Леонид улыбнулся и мягко, чтобы не задеть меня, подтвердил сказанное примером.
– Нет, не сболтнули, – сказал Леонид, – тогда еще авария страшная в Москве была и сообщили, что нужна кровь. Так они, не успев прийти в себя после этой сдачи крови, а ноль-пять – это доза не маленькая, поехали сдавать кровь туда. И все, заметь, бесплатно. Боженька, я думаю, за это им многое простит. Так людей любить только у нас умеют. Хорошие у нас все-таки люди. Мы об этом не задумываемся, а как прижмет.
– Ну, и что? Сдали?
– Собурыч рассказывал, приехали они туда, а там столько желающих кровь свою сдать, что со счета собьешься. И врач стоит на крыльце больницы, кричит: «Все! Спасибо! Расходитесь! Для операций крови достаточно». Я знаю, что мы стесняемся, стыдимся признаваться в любви. В любви к людям, к Родине. Оно может, так и надо, так и следует. Но в творчестве своем у каждого есть такая возможность. У всех руки развязаны. Не стесняйся эту любовь проявлять. Не знаю, представится ли мне такая возможность. С тех пор, я имею в виду после смерти Насти, я так никого и не полюбил. Мучить мучил, мучили меня, а любви – нет, любви не было. И про Настю я никогда никому не рассказывал, тебе первому рассказал, и поверь мне, это было не просто.

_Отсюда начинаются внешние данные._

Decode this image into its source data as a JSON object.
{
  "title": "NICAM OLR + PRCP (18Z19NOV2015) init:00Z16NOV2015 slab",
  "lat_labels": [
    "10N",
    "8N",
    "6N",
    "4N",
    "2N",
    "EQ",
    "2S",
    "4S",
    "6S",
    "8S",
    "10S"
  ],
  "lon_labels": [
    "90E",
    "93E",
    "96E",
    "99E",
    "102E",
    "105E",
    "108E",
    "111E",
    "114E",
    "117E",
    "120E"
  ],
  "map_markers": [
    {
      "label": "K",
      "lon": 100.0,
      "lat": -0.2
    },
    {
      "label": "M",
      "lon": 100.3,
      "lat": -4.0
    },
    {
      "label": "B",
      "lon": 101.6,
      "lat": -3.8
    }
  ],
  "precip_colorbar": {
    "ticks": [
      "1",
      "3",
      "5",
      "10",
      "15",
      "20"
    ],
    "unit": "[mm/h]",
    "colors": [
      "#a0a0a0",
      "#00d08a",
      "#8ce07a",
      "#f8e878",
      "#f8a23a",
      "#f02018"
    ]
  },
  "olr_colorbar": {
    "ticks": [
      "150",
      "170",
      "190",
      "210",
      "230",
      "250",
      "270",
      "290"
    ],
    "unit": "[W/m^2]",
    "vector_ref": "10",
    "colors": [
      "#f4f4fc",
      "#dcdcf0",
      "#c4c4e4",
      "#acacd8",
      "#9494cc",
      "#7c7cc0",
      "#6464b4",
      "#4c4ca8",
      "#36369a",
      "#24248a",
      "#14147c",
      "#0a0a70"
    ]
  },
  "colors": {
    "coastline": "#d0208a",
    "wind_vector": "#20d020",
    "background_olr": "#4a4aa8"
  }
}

Мы приехали на кладбище, положили цветы на могилу. Там с черного полированного камня, смотрело на нас наивное, удивительно жизнерадостное девичье лицо. Там же, у ее могилы Леонид сказал мне о том, что объявился его отец и сегодня вечером ждет нас в ресторане.
– Так он тебе в такой день встречу назначил? Какое совпадение. Ее годовщина, и отец нашелся. Надо же.
– Наивный ты, Дима. Это я ему назначил встречу именно в этот день.